I'm currently playing with Apache Arrow's java API (though I use it from Scala for the code samples) to get some familiarity with this tool.
As an exercise, I chose to load a CSV file into arrow vectors and then to save these to an arrow file. The first part seemed easy enough, and I tried it like this:
val csvLines: Stream[Array[String]] = <open stream from CSV parser>
// There are other types of allocator, but things work with this one...
val allocator = new RootAllocator(Int.MaxValue)
// Initialize the vectors
val vectors = initVectors(csvLines.head, allocator)
// Put their mutators into an array for easy access
val mutators = vectors.map(_.getMutator)
// Work on the data, zipping it with its index
Stream.from(0)
.zip(csvLines.tail) // Work on the tail (head contains the headers)
.foreach(rowTup => // rowTup = (index, csvRow as an Array[String])
Range(0, rowTup._2.size) // Iterate on each column...
.foreach(columnNumber =>
writeToMutator(
mutators(columnNumber), // get that column's mutator
idx=rowTup._1, // pass the current row number
data=rowTup._2(columnNumber) // pass the entry of the curernt column
)
)
)
With initVectors()
and writeToMutator()
defined as:
def initVectors(
columns: Array[String],
alloc: RootAllocator): Array[NullableVarCharVector] = {
// Initialize a vector for each column
val vectors = columns.map(colName =>
new NullableVarCharVector(colName, alloc))
// 4096 size, for 1024 values initially.

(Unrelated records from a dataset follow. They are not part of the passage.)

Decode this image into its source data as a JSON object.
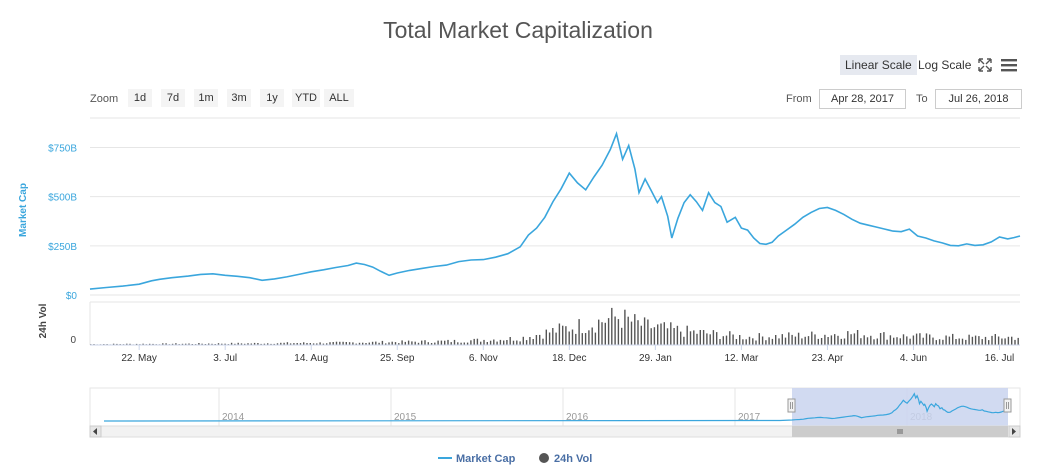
{
  "title": "Total Market Capitalization",
  "toolbar": {
    "linear_label": "Linear Scale",
    "log_label": "Log Scale",
    "fullscreen_icon": "fullscreen-icon",
    "menu_icon": "menu-icon"
  },
  "zoom": {
    "label": "Zoom",
    "buttons": [
      "1d",
      "7d",
      "1m",
      "3m",
      "1y",
      "YTD",
      "ALL"
    ]
  },
  "range": {
    "from_label": "From",
    "from_value": "Apr 28, 2017",
    "to_label": "To",
    "to_value": "Jul 26, 2018"
  },
  "colors": {
    "market_cap": "#3aa6dd",
    "volume": "#555555",
    "navigator_fill": "#c9d3ef"
  },
  "chart_data": {
    "type": "line",
    "title": "Total Market Capitalization",
    "ylabel": "Market Cap",
    "ylim": [
      0,
      900
    ],
    "yticks": [
      {
        "value": 0,
        "label": "$0"
      },
      {
        "value": 250,
        "label": "$250B"
      },
      {
        "value": 500,
        "label": "$500B"
      },
      {
        "value": 750,
        "label": "$750B"
      }
    ],
    "xticks": [
      "22. May",
      "3. Jul",
      "14. Aug",
      "25. Sep",
      "6. Nov",
      "18. Dec",
      "29. Jan",
      "12. Mar",
      "23. Apr",
      "4. Jun",
      "16. Jul"
    ],
    "xtick_days": [
      24,
      66,
      108,
      150,
      192,
      234,
      276,
      318,
      360,
      402,
      444
    ],
    "x_range_days": [
      0,
      454
    ],
    "series": [
      {
        "name": "Market Cap",
        "unit": "billion USD",
        "points": [
          [
            0,
            30
          ],
          [
            8,
            38
          ],
          [
            16,
            45
          ],
          [
            24,
            55
          ],
          [
            30,
            72
          ],
          [
            34,
            80
          ],
          [
            40,
            88
          ],
          [
            48,
            96
          ],
          [
            54,
            105
          ],
          [
            60,
            108
          ],
          [
            66,
            100
          ],
          [
            72,
            95
          ],
          [
            78,
            88
          ],
          [
            84,
            75
          ],
          [
            90,
            82
          ],
          [
            96,
            92
          ],
          [
            102,
            105
          ],
          [
            108,
            118
          ],
          [
            114,
            128
          ],
          [
            120,
            140
          ],
          [
            126,
            150
          ],
          [
            130,
            162
          ],
          [
            134,
            155
          ],
          [
            138,
            142
          ],
          [
            142,
            120
          ],
          [
            146,
            100
          ],
          [
            150,
            112
          ],
          [
            156,
            125
          ],
          [
            162,
            135
          ],
          [
            168,
            145
          ],
          [
            174,
            152
          ],
          [
            180,
            170
          ],
          [
            186,
            178
          ],
          [
            192,
            180
          ],
          [
            198,
            192
          ],
          [
            204,
            210
          ],
          [
            210,
            245
          ],
          [
            214,
            305
          ],
          [
            218,
            340
          ],
          [
            222,
            395
          ],
          [
            226,
            475
          ],
          [
            230,
            540
          ],
          [
            234,
            620
          ],
          [
            238,
            570
          ],
          [
            242,
            535
          ],
          [
            246,
            600
          ],
          [
            250,
            660
          ],
          [
            254,
            740
          ],
          [
            257,
            820
          ],
          [
            260,
            690
          ],
          [
            263,
            760
          ],
          [
            266,
            640
          ],
          [
            268,
            520
          ],
          [
            271,
            590
          ],
          [
            274,
            530
          ],
          [
            277,
            470
          ],
          [
            279,
            500
          ],
          [
            282,
            400
          ],
          [
            284,
            290
          ],
          [
            287,
            390
          ],
          [
            290,
            470
          ],
          [
            293,
            510
          ],
          [
            296,
            475
          ],
          [
            299,
            430
          ],
          [
            302,
            520
          ],
          [
            305,
            470
          ],
          [
            308,
            450
          ],
          [
            311,
            370
          ],
          [
            315,
            395
          ],
          [
            318,
            340
          ],
          [
            321,
            330
          ],
          [
            324,
            290
          ],
          [
            327,
            262
          ],
          [
            330,
            258
          ],
          [
            333,
            268
          ],
          [
            336,
            300
          ],
          [
            340,
            330
          ],
          [
            344,
            360
          ],
          [
            348,
            395
          ],
          [
            352,
            420
          ],
          [
            356,
            440
          ],
          [
            360,
            445
          ],
          [
            364,
            430
          ],
          [
            368,
            410
          ],
          [
            372,
            385
          ],
          [
            376,
            365
          ],
          [
            380,
            355
          ],
          [
            384,
            345
          ],
          [
            388,
            335
          ],
          [
            392,
            325
          ],
          [
            396,
            322
          ],
          [
            400,
            335
          ],
          [
            404,
            300
          ],
          [
            408,
            290
          ],
          [
            412,
            275
          ],
          [
            416,
            265
          ],
          [
            420,
            252
          ],
          [
            424,
            250
          ],
          [
            428,
            260
          ],
          [
            432,
            252
          ],
          [
            436,
            255
          ],
          [
            440,
            270
          ],
          [
            444,
            295
          ],
          [
            448,
            285
          ],
          [
            451,
            292
          ],
          [
            454,
            300
          ]
        ]
      },
      {
        "name": "24h Vol",
        "unit": "billion USD",
        "ylim": [
          0,
          60
        ],
        "note": "daily volume bars, peak near 18. Dec"
      }
    ],
    "volume_envelope": [
      [
        0,
        1.5
      ],
      [
        60,
        2.5
      ],
      [
        120,
        4
      ],
      [
        180,
        7
      ],
      [
        210,
        12
      ],
      [
        230,
        28
      ],
      [
        245,
        38
      ],
      [
        257,
        50
      ],
      [
        270,
        34
      ],
      [
        290,
        24
      ],
      [
        320,
        14
      ],
      [
        350,
        17
      ],
      [
        370,
        20
      ],
      [
        400,
        15
      ],
      [
        430,
        13
      ],
      [
        454,
        14
      ]
    ],
    "navigator": {
      "years": [
        "2014",
        "2015",
        "2016",
        "2017",
        "2018"
      ],
      "selection": "Apr 28, 2017 – Jul 26, 2018"
    },
    "legend": [
      {
        "name": "Market Cap",
        "marker": "line"
      },
      {
        "name": "24h Vol",
        "marker": "circle"
      }
    ]
  }
}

This is arbitrary
vectors.foreach(_.allocateNew(2^12,1024))
vectors
}
def writeToMutator(
mutator: NullableVarCharVector#Mutator,
idx: Int,
data: String): Unit = {
// The CSV may contain null values
if (data != null) {
val bytes = data.getBytes()
mutator.setSafe(idx, bytes, 0, bytes.length)
}
mutator.setNull(idx)
}
(I currently don't care about using the correct type, and store everything as strings, or VarChar
in arrow's terns)
So at this point I have a collection of NullableVarCharVector
and can read and write from/to them. Everything great at this point. Now, for the next step, though, I was left wondering about how to actually wrap them together and serialize them to an arrow file. I stumbled on an AbstractFieldWriter
abstract class, but how to use the implementations is unclear.
So, the question mainly is:
- what is the (best? – there seem to be multiple ones) way to save a bunch of vectors to an arrow file.
- are there other ways of loading CSV columns to arrow vectors?
edited to add: The metadata description page provides a good general overview on that topic.
The api's test classes seem to contain a few things that could help, I'll post a reply with a sample once I've tried it out.